Snowflake’s internal evaluations indicate that this multi-model approach could produce meaningful efficiency improvements. In one test, agents using dynamic routing built a dbt pipeline with up to three times greater token efficiency than an approach relying exclusively on a frontier model while maintaining comparable quality. Another internal evaluation reported 25% greater token efficiency for engineering teams completing the same number of pull requests. Results may vary by workload and configuration.

Expanding Access to Open AI Models

Snowflake also plans to add DeepSeek-V4-Flash 0731 and GLM-5.3 to Cortex AI. These models will join offerings from providers including Anthropic, Google, Meta, Mistral and OpenAI.

Expanding the model portfolio gives enterprises greater flexibility to balance cost, performance and workload requirements. At the same time, organizations can continue applying Snowflake’s access controls and governance framework to their proprietary data and AI activities.

Administrators will also gain tools to monitor token consumption, allocate costs to teams or cost centres, establish user quotas and define spending limits. These controls are increasingly important as AI agents execute more tasks across enterprise environments.

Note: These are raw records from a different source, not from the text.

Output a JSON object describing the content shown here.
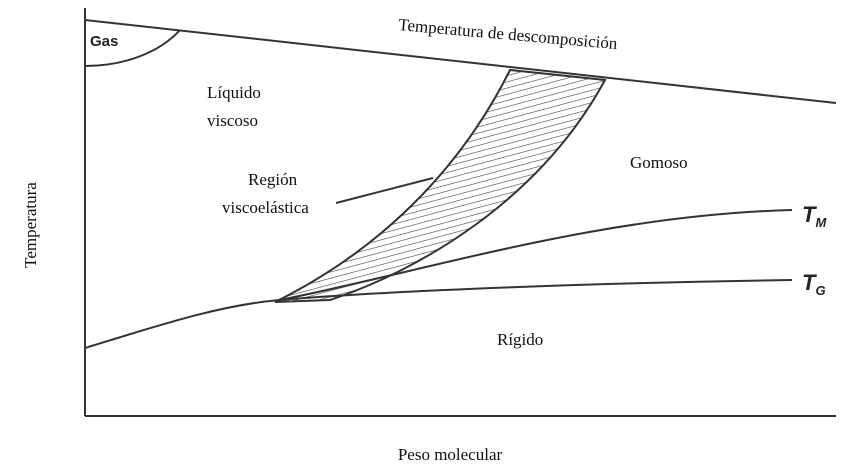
{
  "diagram": {
    "gas": "Gas",
    "decomposition": "Temperatura de descomposición",
    "liquid": [
      "Líquido",
      "viscoso"
    ],
    "viscoelastic": [
      "Región",
      "viscoelástica"
    ],
    "rubbery": "Gomoso",
    "tm": {
      "symbol": "T",
      "subscript": "M"
    },
    "tg": {
      "symbol": "T",
      "subscript": "G"
    },
    "rigid": "Rígido",
    "y_axis": "Temperatura",
    "x_axis": "Peso molecular"
  }
}
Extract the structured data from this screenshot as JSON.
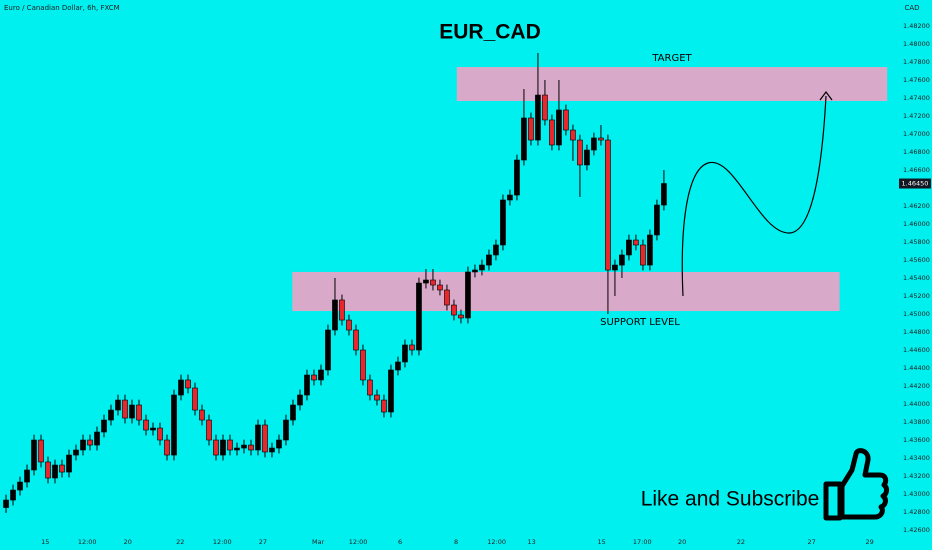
{
  "chart_data": {
    "type": "candlestick",
    "title": "EUR_CAD",
    "subtitle": "Euro / Canadian Dollar, 6h, FXCM",
    "y_axis_label": "CAD",
    "annotation": "Like and Subscribe",
    "up_color": "#000000",
    "down_color": "#e8262b",
    "background": "#00f0f0",
    "grid": false,
    "open": [
      1.4285,
      1.42933,
      1.43044,
      1.43133,
      1.43267,
      1.436,
      1.43356,
      1.43178,
      1.43322,
      1.43244,
      1.43433,
      1.43489,
      1.436,
      1.43544,
      1.43689,
      1.43822,
      1.43933,
      1.44044,
      1.43844,
      1.43989,
      1.43822,
      1.43711,
      1.43733,
      1.436,
      1.43433,
      1.441,
      1.44267,
      1.44178,
      1.43933,
      1.43822,
      1.436,
      1.43433,
      1.436,
      1.43489,
      1.43511,
      1.43544,
      1.43489,
      1.43767,
      1.43467,
      1.43511,
      1.436,
      1.43822,
      1.43989,
      1.441,
      1.44322,
      1.44267,
      1.44378,
      1.44822,
      1.45156,
      1.44933,
      1.44822,
      1.446,
      1.44267,
      1.441,
      1.44044,
      1.43911,
      1.44378,
      1.44467,
      1.44656,
      1.446,
      1.45344,
      1.45378,
      1.45322,
      1.45267,
      1.451,
      1.44989,
      1.44956,
      1.45467,
      1.45489,
      1.45544,
      1.45656,
      1.45767,
      1.46267,
      1.46322,
      1.46711,
      1.47178,
      1.46933,
      1.47433,
      1.47156,
      1.46878,
      1.47267,
      1.47044,
      1.46933,
      1.46656,
      1.46822,
      1.46956,
      1.46933,
      1.45489,
      1.45544,
      1.45656,
      1.45822,
      1.45767,
      1.45544,
      1.45878,
      1.46211
    ],
    "high": [
      1.42993,
      1.43104,
      1.43193,
      1.43327,
      1.4366,
      1.4366,
      1.43416,
      1.43382,
      1.43382,
      1.43493,
      1.43549,
      1.4366,
      1.4366,
      1.43749,
      1.43882,
      1.43993,
      1.44104,
      1.44104,
      1.44049,
      1.44049,
      1.43882,
      1.43793,
      1.43793,
      1.4366,
      1.4416,
      1.44327,
      1.44327,
      1.44238,
      1.43993,
      1.43882,
      1.4366,
      1.4366,
      1.4366,
      1.43571,
      1.43604,
      1.43604,
      1.43827,
      1.43827,
      1.43571,
      1.4366,
      1.43882,
      1.44049,
      1.4416,
      1.44382,
      1.44382,
      1.44438,
      1.44882,
      1.454,
      1.45216,
      1.44993,
      1.44882,
      1.4466,
      1.44327,
      1.4416,
      1.44104,
      1.44438,
      1.44527,
      1.44716,
      1.44716,
      1.45404,
      1.455,
      1.455,
      1.45382,
      1.45327,
      1.4516,
      1.45049,
      1.45527,
      1.45549,
      1.45604,
      1.45716,
      1.45827,
      1.46327,
      1.46382,
      1.46771,
      1.475,
      1.47238,
      1.479,
      1.476,
      1.47216,
      1.476,
      1.47327,
      1.47104,
      1.46993,
      1.46882,
      1.47016,
      1.471,
      1.46993,
      1.45604,
      1.45716,
      1.45882,
      1.45882,
      1.45827,
      1.45938,
      1.46271,
      1.466
    ],
    "low": [
      1.4279,
      1.42873,
      1.42984,
      1.43073,
      1.43207,
      1.43296,
      1.43118,
      1.43118,
      1.43184,
      1.43184,
      1.43373,
      1.43429,
      1.43484,
      1.43484,
      1.43629,
      1.43762,
      1.43873,
      1.43784,
      1.43784,
      1.43762,
      1.43651,
      1.43651,
      1.4354,
      1.43373,
      1.43373,
      1.4404,
      1.44118,
      1.43873,
      1.43762,
      1.4354,
      1.43373,
      1.43373,
      1.43429,
      1.43429,
      1.43451,
      1.43429,
      1.43429,
      1.43407,
      1.43407,
      1.43451,
      1.4354,
      1.43762,
      1.43929,
      1.4404,
      1.44207,
      1.44207,
      1.44318,
      1.44762,
      1.44873,
      1.44762,
      1.4454,
      1.44207,
      1.4404,
      1.43984,
      1.43851,
      1.43851,
      1.44318,
      1.44407,
      1.4454,
      1.4454,
      1.45284,
      1.45262,
      1.45207,
      1.4504,
      1.44929,
      1.44896,
      1.44896,
      1.45407,
      1.45429,
      1.45484,
      1.45596,
      1.45707,
      1.46207,
      1.46262,
      1.46651,
      1.46873,
      1.46873,
      1.47096,
      1.46818,
      1.46818,
      1.46984,
      1.467,
      1.463,
      1.46596,
      1.46762,
      1.46873,
      1.45,
      1.452,
      1.454,
      1.45596,
      1.45707,
      1.45484,
      1.45484,
      1.45818,
      1.46151
    ],
    "close": [
      1.42933,
      1.43044,
      1.43133,
      1.43267,
      1.436,
      1.43356,
      1.43178,
      1.43322,
      1.43244,
      1.43433,
      1.43489,
      1.436,
      1.43544,
      1.43689,
      1.43822,
      1.43933,
      1.44044,
      1.43844,
      1.43989,
      1.43822,
      1.43711,
      1.43733,
      1.436,
      1.43433,
      1.441,
      1.44267,
      1.44178,
      1.43933,
      1.43822,
      1.436,
      1.43433,
      1.436,
      1.43489,
      1.43511,
      1.43544,
      1.43489,
      1.43767,
      1.43467,
      1.43511,
      1.436,
      1.43822,
      1.43989,
      1.441,
      1.44322,
      1.44267,
      1.44378,
      1.44822,
      1.45156,
      1.44933,
      1.44822,
      1.446,
      1.44267,
      1.441,
      1.44044,
      1.43911,
      1.44378,
      1.44467,
      1.44656,
      1.446,
      1.45344,
      1.45378,
      1.45322,
      1.45267,
      1.451,
      1.44989,
      1.44956,
      1.45467,
      1.45489,
      1.45544,
      1.45656,
      1.45767,
      1.46267,
      1.46322,
      1.46711,
      1.47178,
      1.46933,
      1.47433,
      1.47156,
      1.46878,
      1.47267,
      1.47044,
      1.46933,
      1.46656,
      1.46822,
      1.46956,
      1.46933,
      1.45489,
      1.45544,
      1.45656,
      1.45822,
      1.45767,
      1.45544,
      1.45878,
      1.46211,
      1.4645
    ],
    "current_price": {
      "value": 1.4645,
      "label": "1.46450"
    },
    "xlim": [
      -0.86,
      126.3
    ],
    "ylim": [
      1.42578,
      1.48489
    ],
    "xticks": [
      {
        "value": 5.6,
        "label": "15"
      },
      {
        "value": 11.6,
        "label": "12:00"
      },
      {
        "value": 17.4,
        "label": "20"
      },
      {
        "value": 24.9,
        "label": "22"
      },
      {
        "value": 30.9,
        "label": "12:00"
      },
      {
        "value": 36.7,
        "label": "27"
      },
      {
        "value": 44.6,
        "label": "Mar"
      },
      {
        "value": 50.3,
        "label": "12:00"
      },
      {
        "value": 56.3,
        "label": "6"
      },
      {
        "value": 64.3,
        "label": "8"
      },
      {
        "value": 70.1,
        "label": "12:00"
      },
      {
        "value": 75.1,
        "label": "13"
      },
      {
        "value": 85.1,
        "label": "15"
      },
      {
        "value": 90.9,
        "label": "17:00"
      },
      {
        "value": 96.6,
        "label": "20"
      },
      {
        "value": 105,
        "label": "22"
      },
      {
        "value": 115.1,
        "label": "27"
      },
      {
        "value": 123.4,
        "label": "29"
      }
    ],
    "yticks": [
      {
        "value": 1.482,
        "label": "1.48200"
      },
      {
        "value": 1.48,
        "label": "1.48000"
      },
      {
        "value": 1.478,
        "label": "1.47800"
      },
      {
        "value": 1.476,
        "label": "1.47600"
      },
      {
        "value": 1.474,
        "label": "1.47400"
      },
      {
        "value": 1.472,
        "label": "1.47200"
      },
      {
        "value": 1.47,
        "label": "1.47000"
      },
      {
        "value": 1.468,
        "label": "1.46800"
      },
      {
        "value": 1.466,
        "label": "1.46600"
      },
      {
        "value": 1.462,
        "label": "1.46200"
      },
      {
        "value": 1.46,
        "label": "1.46000"
      },
      {
        "value": 1.458,
        "label": "1.45800"
      },
      {
        "value": 1.456,
        "label": "1.45600"
      },
      {
        "value": 1.454,
        "label": "1.45400"
      },
      {
        "value": 1.452,
        "label": "1.45200"
      },
      {
        "value": 1.45,
        "label": "1.45000"
      },
      {
        "value": 1.448,
        "label": "1.44800"
      },
      {
        "value": 1.446,
        "label": "1.44600"
      },
      {
        "value": 1.444,
        "label": "1.44400"
      },
      {
        "value": 1.442,
        "label": "1.44200"
      },
      {
        "value": 1.44,
        "label": "1.44000"
      },
      {
        "value": 1.438,
        "label": "1.43800"
      },
      {
        "value": 1.436,
        "label": "1.43600"
      },
      {
        "value": 1.434,
        "label": "1.43400"
      },
      {
        "value": 1.432,
        "label": "1.43200"
      },
      {
        "value": 1.43,
        "label": "1.43000"
      },
      {
        "value": 1.428,
        "label": "1.42800"
      },
      {
        "value": 1.426,
        "label": "1.42600"
      }
    ],
    "zones": [
      {
        "label": "TARGET",
        "x": [
          64.4,
          125.9
        ],
        "y": [
          1.47367,
          1.47744
        ],
        "color": "#d9a9c9"
      },
      {
        "label": "SUPPORT LEVEL",
        "x": [
          40.9,
          119.1
        ],
        "y": [
          1.45033,
          1.45467
        ],
        "color": "#d9a9c9"
      }
    ]
  }
}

The announcement reflects a broader shift in enterprise AI priorities—from rapid experimentation to measurable business value. By combining automated model selection, broader model choice and centralized cost governance, Snowflake aims to help organizations improve what it calls “intelligence efficiency”: the ability to convert models, computing resources, enterprise data and context into meaningful outcomes.

The new capabilities could make multi-model AI architectures easier to operate, but their ultimate value will depend on real-world workload performance, governance requirements and pricing. Dynamic model routing is expected to enter private preview, while availability for the newly announced open models will also be introduced through preview programmes.

Media Contact:  Chithra Sivaramakrishnan | +1(646) 362-3877 |  chithra.sivaramakrishnan@prolifics.com

Frequently Asked Questions

1. What is dynamic model routing in Snowflake?

Dynamic model routing automatically directs each AI request to a suitable model based on quality, cost, speed and organizational preferences.

2. Why is dynamic routing important for enterprises?

It can reduce unnecessary AI expenditure by using efficient models for routine work and reserving more powerful models for complex tasks.

3. Which Snowflake products will support the capability?

The capability is being integrated into Cortex AI Gateway, Snowflake CoCo and Snowflake CoWork. Third-party agents can also access it through the gateway.

4. Which new open models is Snowflake adding?

Snowflake plans to add DeepSeek-V4-Flash 0731 and GLM-5.3 to its Cortex AI model portfolio, subject to availability and preview conditions.

5. How will Snowflake help businesses control AI spending?

Organizations will be able to monitor usage, attribute costs, define quotas, establish spending limits and control which models teams and agents may access.